Overflow can be avoided by using xor instead of addition, but addition is
generally preferred because it helps to "scramble" the bits a little more.

> And if this does not matter, does it matter that a hash returns different
> values on different platforms?

No, and it doesn't always stay the same from release to release on a single
platform.  For example, your patch above will change hash(double) on Win32!

>> a hash function should never ignore any bit in its input.
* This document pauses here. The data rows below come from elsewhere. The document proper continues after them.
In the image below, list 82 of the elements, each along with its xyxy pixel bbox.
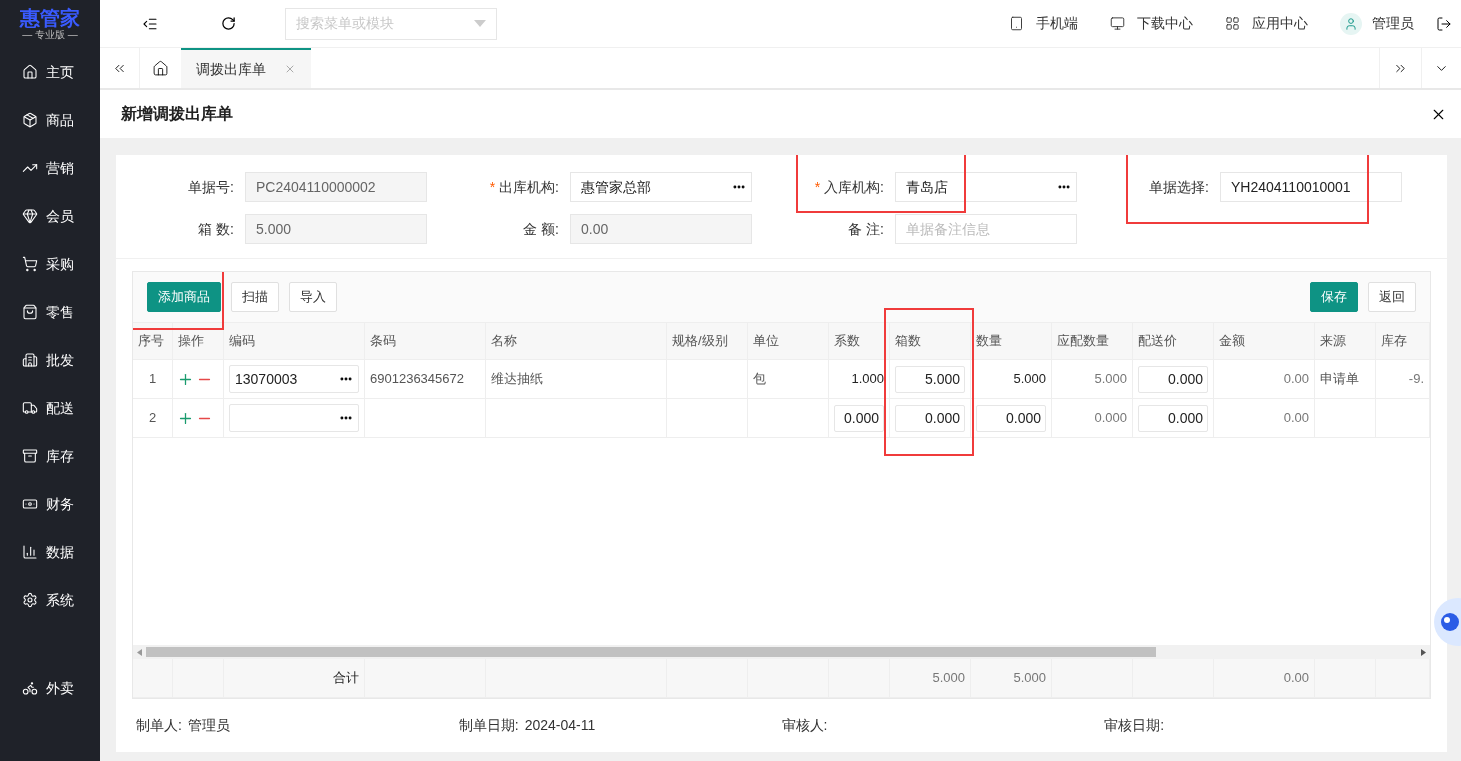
- cell-input[interactable]: 0.000: [834, 404, 884, 432]
- cell-input[interactable]: 0.000: [895, 404, 965, 432]
- refresh-icon[interactable]: [221, 16, 236, 31]
- sidebar-item[interactable]: 主页: [0, 48, 100, 96]
- field-label: 箱 数:: [198, 219, 234, 239]
- sidebar-item[interactable]: 会员: [0, 192, 100, 240]
- footer-value: 管理员: [187, 716, 230, 736]
- column-header: 名称: [486, 322, 667, 360]
- logout-icon[interactable]: [1436, 15, 1452, 32]
- required-marker: *: [489, 177, 496, 197]
- sidebar-item[interactable]: 库存: [0, 432, 100, 480]
- input-field[interactable]: YH2404110010001: [1220, 172, 1402, 202]
- required-marker: *: [814, 177, 821, 197]
- toolbar-button[interactable]: 导入: [289, 282, 337, 312]
- field-label: 出库机构:: [499, 177, 559, 197]
- header-link[interactable]: 应用中心: [1225, 13, 1308, 34]
- header-link[interactable]: 手机端: [1009, 13, 1078, 34]
- sidebar-item[interactable]: 数据: [0, 528, 100, 576]
- readonly-field: 5.000: [245, 214, 427, 244]
- dropdown-icon: [474, 19, 486, 28]
- cart-icon: [22, 256, 38, 272]
- sidebar-item[interactable]: 外卖: [0, 664, 100, 712]
- truck-icon: [22, 400, 38, 416]
- archive-icon: [22, 448, 38, 464]
- table-cell: 5.000: [890, 659, 971, 699]
- sidebar-item[interactable]: 营销: [0, 144, 100, 192]
- sidebar-item[interactable]: 采购: [0, 240, 100, 288]
- field-label: 入库机构:: [824, 177, 884, 197]
- table-cell: 0.00: [1214, 659, 1315, 699]
- monitor-icon: [1110, 16, 1125, 31]
- sidebar-item[interactable]: 批发: [0, 336, 100, 384]
- user-name[interactable]: 管理员: [1372, 13, 1414, 34]
- home-icon: [22, 64, 38, 80]
- toolbar-button[interactable]: 保存: [1310, 282, 1358, 312]
- sidebar-item[interactable]: 财务: [0, 480, 100, 528]
- table-cell: 合计: [224, 659, 365, 699]
- sidebar-item[interactable]: 配送: [0, 384, 100, 432]
- cell-input[interactable]: 0.000: [1138, 365, 1208, 393]
- code-picker[interactable]: 13070003: [229, 365, 359, 393]
- picker-field[interactable]: 青岛店: [895, 172, 1077, 202]
- banknote-icon: [22, 496, 38, 512]
- cell-input[interactable]: 0.000: [1138, 404, 1208, 432]
- bag-icon: [22, 304, 38, 320]
- building-icon: [22, 352, 38, 368]
- bike-icon: [22, 680, 38, 696]
- footer-label: 制单日期:: [458, 716, 519, 736]
- toolbar-button[interactable]: 返回: [1368, 282, 1416, 312]
- footer-label: 审核人:: [781, 716, 828, 736]
- tablet-icon: [1009, 16, 1024, 31]
- user-icon: [1344, 16, 1358, 31]
- picker-field[interactable]: 惠管家总部: [570, 172, 752, 202]
- page-title: 新增调拨出库单: [121, 104, 234, 124]
- readonly-field: 0.00: [570, 214, 752, 244]
- cell-input[interactable]: 5.000: [895, 365, 965, 393]
- table-cell: 5.000: [971, 659, 1052, 699]
- bar-chart-icon: [22, 544, 38, 560]
- gem-icon: [22, 208, 38, 224]
- page-tab[interactable]: 调拨出库单: [181, 48, 311, 88]
- logo-subtitle: — 专业版 —: [22, 29, 78, 41]
- field-label: 备 注:: [848, 219, 884, 239]
- grid-icon: [1225, 16, 1240, 31]
- toolbar-button[interactable]: 扫描: [231, 282, 279, 312]
- sidebar-item[interactable]: 系统: [0, 576, 100, 624]
- toolbar-button[interactable]: 添加商品: [147, 282, 221, 312]
- package-icon: [22, 112, 38, 128]
- field-label: 金 额:: [523, 219, 559, 239]
- field-label: 单据号:: [188, 177, 234, 197]
- input-field[interactable]: 单据备注信息: [895, 214, 1077, 244]
- sidebar-item[interactable]: 零售: [0, 288, 100, 336]
- header-link[interactable]: 下载中心: [1110, 13, 1193, 34]
- footer-label: 审核日期:: [1104, 716, 1165, 736]
- footer-label: 制单人:: [136, 716, 182, 736]
- cell-input[interactable]: 0.000: [976, 404, 1046, 432]
- logo-title: 惠管家: [20, 7, 80, 29]
- horizontal-scrollbar[interactable]: [133, 645, 1430, 660]
- readonly-field: PC2404110000002: [245, 172, 427, 202]
- scroll-right-arrow-icon[interactable]: [1421, 648, 1426, 656]
- sidebar-item[interactable]: 商品: [0, 96, 100, 144]
- settings-icon: [22, 592, 38, 608]
- home-tab-icon[interactable]: [152, 59, 169, 77]
- field-label: 单据选择:: [1149, 177, 1209, 197]
- footer-value: 2024-04-11: [524, 716, 596, 736]
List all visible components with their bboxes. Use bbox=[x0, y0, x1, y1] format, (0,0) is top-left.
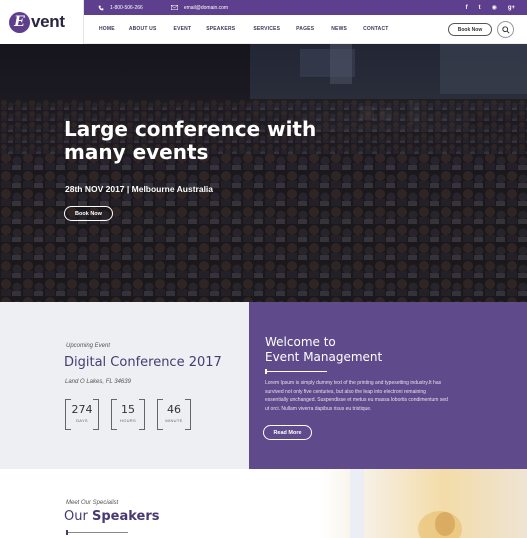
minutes-label: MINUTE bbox=[165, 418, 183, 423]
countdown-minutes: 46 MINUTE bbox=[157, 399, 191, 430]
nav-item-about[interactable]: ABOUT US bbox=[129, 26, 157, 32]
event-location: Land O Lakes, FL 34639 bbox=[65, 379, 131, 385]
facebook-icon[interactable]: f bbox=[466, 5, 468, 11]
hero-banner: Large conference with many events 28th N… bbox=[0, 44, 527, 302]
logo[interactable]: E vent bbox=[0, 0, 84, 44]
nav-item-pages[interactable]: PAGES bbox=[296, 26, 314, 32]
event-title: Digital Conference 2017 bbox=[64, 355, 222, 370]
welcome-title: Welcome to Event Management bbox=[265, 335, 465, 365]
upcoming-event-section: Upcoming Event Digital Conference 2017 L… bbox=[0, 302, 249, 469]
search-icon bbox=[501, 21, 510, 39]
social-links: f t ◉ g+ bbox=[466, 0, 515, 15]
speakers-title: Our Speakers bbox=[64, 509, 160, 524]
title-divider-accent bbox=[265, 369, 267, 374]
hero-date-location: 28th NOV 2017 | Melbourne Australia bbox=[65, 184, 214, 194]
minutes-value: 46 bbox=[167, 403, 181, 416]
hero-book-now-button[interactable]: Book Now bbox=[64, 206, 113, 221]
title-divider bbox=[265, 371, 327, 372]
speakers-title-prefix: Our bbox=[64, 509, 88, 524]
read-more-button[interactable]: Read More bbox=[263, 425, 312, 440]
days-label: DAYS bbox=[76, 418, 88, 423]
speakers-title-strong: Speakers bbox=[91, 509, 160, 524]
nav-item-speakers[interactable]: SPEAKERS bbox=[206, 26, 235, 32]
book-now-button[interactable]: Book Now bbox=[448, 23, 492, 36]
nav-item-event[interactable]: EVENT bbox=[174, 26, 192, 32]
hero-title: Large conference with many events bbox=[64, 117, 317, 164]
welcome-section: Welcome to Event Management Lorem Ipsum … bbox=[249, 302, 527, 469]
nav-menu: HOME ABOUT US EVENT SPEAKERS SERVICES PA… bbox=[99, 26, 389, 32]
welcome-description: Lorem Ipsum is simply dummy text of the … bbox=[265, 380, 448, 412]
speakers-section: Meet Our Specialist Our Speakers bbox=[0, 469, 527, 538]
nav-item-news[interactable]: NEWS bbox=[331, 26, 347, 32]
welcome-title-line2: Event Management bbox=[265, 350, 383, 364]
phone-number: 1-800-506-266 bbox=[110, 4, 143, 11]
nav-item-services[interactable]: SERVICES bbox=[253, 26, 280, 32]
hours-label: HOURS bbox=[120, 418, 136, 423]
speaker-photo bbox=[320, 469, 527, 538]
main-nav: HOME ABOUT US EVENT SPEAKERS SERVICES PA… bbox=[84, 15, 527, 44]
days-value: 274 bbox=[71, 403, 93, 416]
countdown-hours: 15 HOURS bbox=[111, 399, 145, 430]
twitter-icon[interactable]: t bbox=[479, 5, 481, 11]
top-bar: 1-800-506-266 email@domain.com f t ◉ g+ bbox=[84, 0, 527, 15]
envelope-icon bbox=[170, 5, 178, 10]
hours-value: 15 bbox=[121, 403, 135, 416]
logo-badge: E bbox=[9, 11, 30, 33]
phone-icon bbox=[98, 5, 104, 11]
email-address: email@domain.com bbox=[183, 4, 229, 11]
nav-item-contact[interactable]: CONTACT bbox=[363, 26, 388, 32]
countdown-days: 274 DAYS bbox=[65, 399, 99, 430]
speakers-divider bbox=[66, 532, 128, 533]
search-button[interactable] bbox=[497, 21, 514, 38]
email-contact[interactable]: email@domain.com bbox=[170, 4, 229, 11]
logo-text: vent bbox=[31, 12, 65, 31]
google-plus-icon[interactable]: g+ bbox=[508, 5, 515, 11]
nav-item-home[interactable]: HOME bbox=[99, 26, 115, 32]
welcome-title-line1: Welcome to bbox=[265, 335, 336, 349]
upcoming-event-label: Upcoming Event bbox=[66, 343, 111, 349]
speakers-eyebrow: Meet Our Specialist bbox=[66, 500, 119, 506]
phone-contact[interactable]: 1-800-506-266 bbox=[98, 5, 143, 11]
speakers-divider-accent bbox=[66, 530, 68, 535]
rss-icon[interactable]: ◉ bbox=[492, 4, 497, 11]
conference-hall-image bbox=[0, 44, 527, 302]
> Which brings up a question regarding instance_hash(), func_hash(),
> meth_hash(), HKEY_hash() [or whatever it is called], and other
> which cast a pointer to a long (discarding the upperhalf of the
> pointer on Win64). Do these really need to be fixed. Am I nitpicking
> too much on this whole thing?

I have to apologize (although only semi-sincerely) for not being meaner
about this when I did the first 64-bit port.  I did that for my own use, and
avoided the problem areas rather than fix them.  But unless a language dies,
you end up paying for every hole in the end, and the sooner they're plugged
the less it costs.

That is, no, you're not nitpicking too much!  Everyone else probably thinks
you are <wink>, *but*, they're not running on 64-bit platforms yet so these
issues are still invisible to their gut radar.  I'll bet your life that
every hole remaining will trip up an end user eventually -- and they're the
ones least able to deal with the "mysterious problems".